Rachel, Mitglied im Rat der Evangelischen Kirche in Deutschland (EKD) und Parlamentarischer Staatssekretär im Bundesbildungsministerium, sagte am Dienstag dem Tagesspiegel, Deutschland könne gemeinsam mit Luxemburg einen Anfang machen. „Das ist dann kein kein nationaler Alleingang. Ein solcher Schritt kann auch andere Staaten ermutigen, einen Beitrag zu leisten.“ Wenn Corona etwa im Lager Moria auf Lesbos ausbreche, werde die Lage dort „ganz schrecklich“. Es sei auch eine Frage der europäischen Partnerschaft, Griechenland in dieser Situation nicht im Stich zu lassen.

Berlin bekräftigt Aufnahmebereitschaft

In den vergangenen Wochen hatten sich die Warnrufe gemehrt - und auch die Initiativen mehrerer Bundesländer, neben Niedersachsen unter anderem auch Thüringen und Berlin.

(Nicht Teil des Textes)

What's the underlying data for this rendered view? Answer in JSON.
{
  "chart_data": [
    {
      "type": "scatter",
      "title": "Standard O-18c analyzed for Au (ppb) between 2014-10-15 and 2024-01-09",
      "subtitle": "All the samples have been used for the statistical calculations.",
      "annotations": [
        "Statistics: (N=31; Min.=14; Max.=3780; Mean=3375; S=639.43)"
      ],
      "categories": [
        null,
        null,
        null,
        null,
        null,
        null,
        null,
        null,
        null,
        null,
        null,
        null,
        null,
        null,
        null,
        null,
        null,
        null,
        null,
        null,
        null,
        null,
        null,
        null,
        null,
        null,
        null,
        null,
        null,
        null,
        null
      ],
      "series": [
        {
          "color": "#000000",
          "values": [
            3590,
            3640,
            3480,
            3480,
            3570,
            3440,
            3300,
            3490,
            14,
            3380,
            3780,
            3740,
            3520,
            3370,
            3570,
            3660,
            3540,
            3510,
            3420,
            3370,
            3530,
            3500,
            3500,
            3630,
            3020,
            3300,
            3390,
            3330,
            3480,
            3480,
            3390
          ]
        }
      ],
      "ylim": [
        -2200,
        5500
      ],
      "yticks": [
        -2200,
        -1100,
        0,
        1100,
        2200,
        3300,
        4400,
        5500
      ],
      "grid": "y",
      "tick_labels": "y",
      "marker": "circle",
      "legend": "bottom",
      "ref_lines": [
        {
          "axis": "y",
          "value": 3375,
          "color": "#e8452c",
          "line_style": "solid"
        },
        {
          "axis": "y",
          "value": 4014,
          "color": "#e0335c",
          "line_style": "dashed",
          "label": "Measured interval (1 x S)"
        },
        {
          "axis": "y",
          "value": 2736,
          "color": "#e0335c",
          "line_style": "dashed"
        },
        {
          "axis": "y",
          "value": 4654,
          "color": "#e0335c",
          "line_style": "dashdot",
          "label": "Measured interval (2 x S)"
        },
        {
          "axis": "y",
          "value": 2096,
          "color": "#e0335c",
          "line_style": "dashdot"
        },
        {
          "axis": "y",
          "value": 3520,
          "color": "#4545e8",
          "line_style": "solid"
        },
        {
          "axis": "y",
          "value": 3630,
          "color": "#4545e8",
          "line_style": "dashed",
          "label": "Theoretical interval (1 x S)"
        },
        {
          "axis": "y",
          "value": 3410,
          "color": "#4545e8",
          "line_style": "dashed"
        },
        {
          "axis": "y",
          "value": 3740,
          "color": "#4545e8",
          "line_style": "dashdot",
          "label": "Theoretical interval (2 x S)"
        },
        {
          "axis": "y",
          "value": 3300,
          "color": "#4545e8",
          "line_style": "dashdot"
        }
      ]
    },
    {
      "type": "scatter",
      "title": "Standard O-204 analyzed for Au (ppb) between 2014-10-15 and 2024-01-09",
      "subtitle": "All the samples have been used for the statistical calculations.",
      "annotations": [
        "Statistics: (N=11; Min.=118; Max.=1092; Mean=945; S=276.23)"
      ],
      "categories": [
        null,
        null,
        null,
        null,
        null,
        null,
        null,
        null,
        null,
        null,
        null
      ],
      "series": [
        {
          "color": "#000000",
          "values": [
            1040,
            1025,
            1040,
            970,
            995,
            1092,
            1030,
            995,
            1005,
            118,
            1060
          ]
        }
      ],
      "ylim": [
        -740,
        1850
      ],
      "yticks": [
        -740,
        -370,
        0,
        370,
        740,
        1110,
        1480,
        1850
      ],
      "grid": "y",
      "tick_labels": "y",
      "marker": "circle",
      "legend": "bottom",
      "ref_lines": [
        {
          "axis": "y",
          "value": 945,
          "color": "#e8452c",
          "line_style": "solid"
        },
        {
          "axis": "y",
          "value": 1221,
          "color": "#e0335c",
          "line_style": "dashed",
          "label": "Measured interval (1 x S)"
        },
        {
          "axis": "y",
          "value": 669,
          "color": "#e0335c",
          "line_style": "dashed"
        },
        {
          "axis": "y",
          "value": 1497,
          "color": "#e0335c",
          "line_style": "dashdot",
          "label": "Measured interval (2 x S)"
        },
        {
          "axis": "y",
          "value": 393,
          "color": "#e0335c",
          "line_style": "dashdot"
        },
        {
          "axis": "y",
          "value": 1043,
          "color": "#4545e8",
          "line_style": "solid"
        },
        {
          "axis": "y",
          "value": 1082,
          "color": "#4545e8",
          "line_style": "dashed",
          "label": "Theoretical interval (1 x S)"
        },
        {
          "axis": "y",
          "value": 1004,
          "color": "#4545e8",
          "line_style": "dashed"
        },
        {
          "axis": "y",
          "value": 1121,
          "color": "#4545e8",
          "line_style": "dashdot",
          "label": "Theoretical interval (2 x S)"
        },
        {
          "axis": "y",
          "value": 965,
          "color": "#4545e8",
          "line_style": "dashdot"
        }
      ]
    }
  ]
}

Der Berliner Senat bekräftigte am Dienstag Aufnahmebereitschaft. „Das kann aus unserer Sicht sehr schnell beginnen“, sagte Berlins Regierender Bürgermeister Michael Müller (SPD). Ein entsprechendes formales Ersuchen werde er jetzt noch einmal an die Bundesregierung stellen. Müller sagte weiter, er rechne mit etwa 50 Kindern und Jugendlichen, die Berlin aus den Flüchtlingslagern aus humanitären Gründen aufnehmen wird. Sein Justizsenator Dirk Behrendt (Grüne) hatte zuvor im Tagesspiegel-Interview deutlich größere Dimensionen ins Gespräch gebracht und bezogen auf die Hauptstadt von 500 bis 1500 Geflüchteten „oder auch noch mehr“ gesprochen.